The closure of the Tonkolili mine would be a devastating blow.

“It will be dangerous, very catastrophic, if the government sits down and allows Africa Minerals go down the drain. We already have too many unemployed people in this country, especially amongst the youth,” Moses Gbondo, general secretary of the Mining and Allied Services Employees Union, told Equal Times.

“It is necessary for the government to step in to protect the jobs and collect taxes.”

With a population of approximately six million people, Sierra Leone has an employment rate of 60 per cent – a situation compounded by the Ebola outbreak.

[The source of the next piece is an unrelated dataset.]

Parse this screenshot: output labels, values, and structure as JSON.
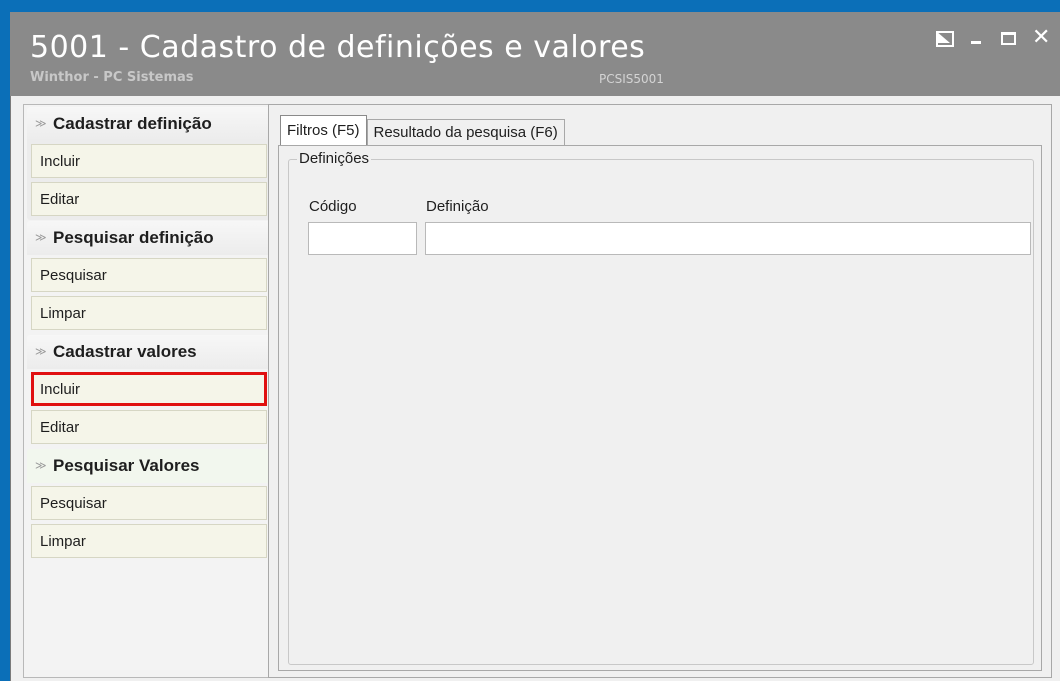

Analysts have expressed concern that the permanent closure of the country’s largest employer would send the economy into a tailspin.

“Over the past four years, if you look at our economic growth rate, it was really very good and 50 per cent of that was actually coming from the mining sector,” said Abdulai Brima, a senior economics lecturer at Fourah Bay College, the University of Sierra Leone.

“So if the mining sector collapses then it is going to have serious implications for the country because this sector was able to absorb most of our unskilled labour,” he told Equal Times.

“If there are massive formal mining job losses, we are going to see a lot of unemployed, unskilled workers on the streets, and that may create social tension in the country,” said Brima.

This tiny West African nation is still recovering from a brutal, decade-long civil war (1991-2002) which left over 50,000 people dead and hundreds of thousands injured, maimed and displaced.

Massive inequality, corruption, high unemployment and endemic poverty all contributed to starting the deadly conflict in this resource-rich country – as did the mining and trading of so-called “blood diamonds”.

Sierra Leoneans are desperate to avoid any tears to the country’s fragile social fabric that may lead to a return to hostilities, which is why the fate of the Tonkolili miners is so important.

A team from the Ministry of Mines and Mineral Resources has joined African Minerals and Shandong in negotiations to try and find a way to revive the Tonkolili mine but until an agreement is reached, Sierra Leone’s long suffering workers will continue to hold their breath.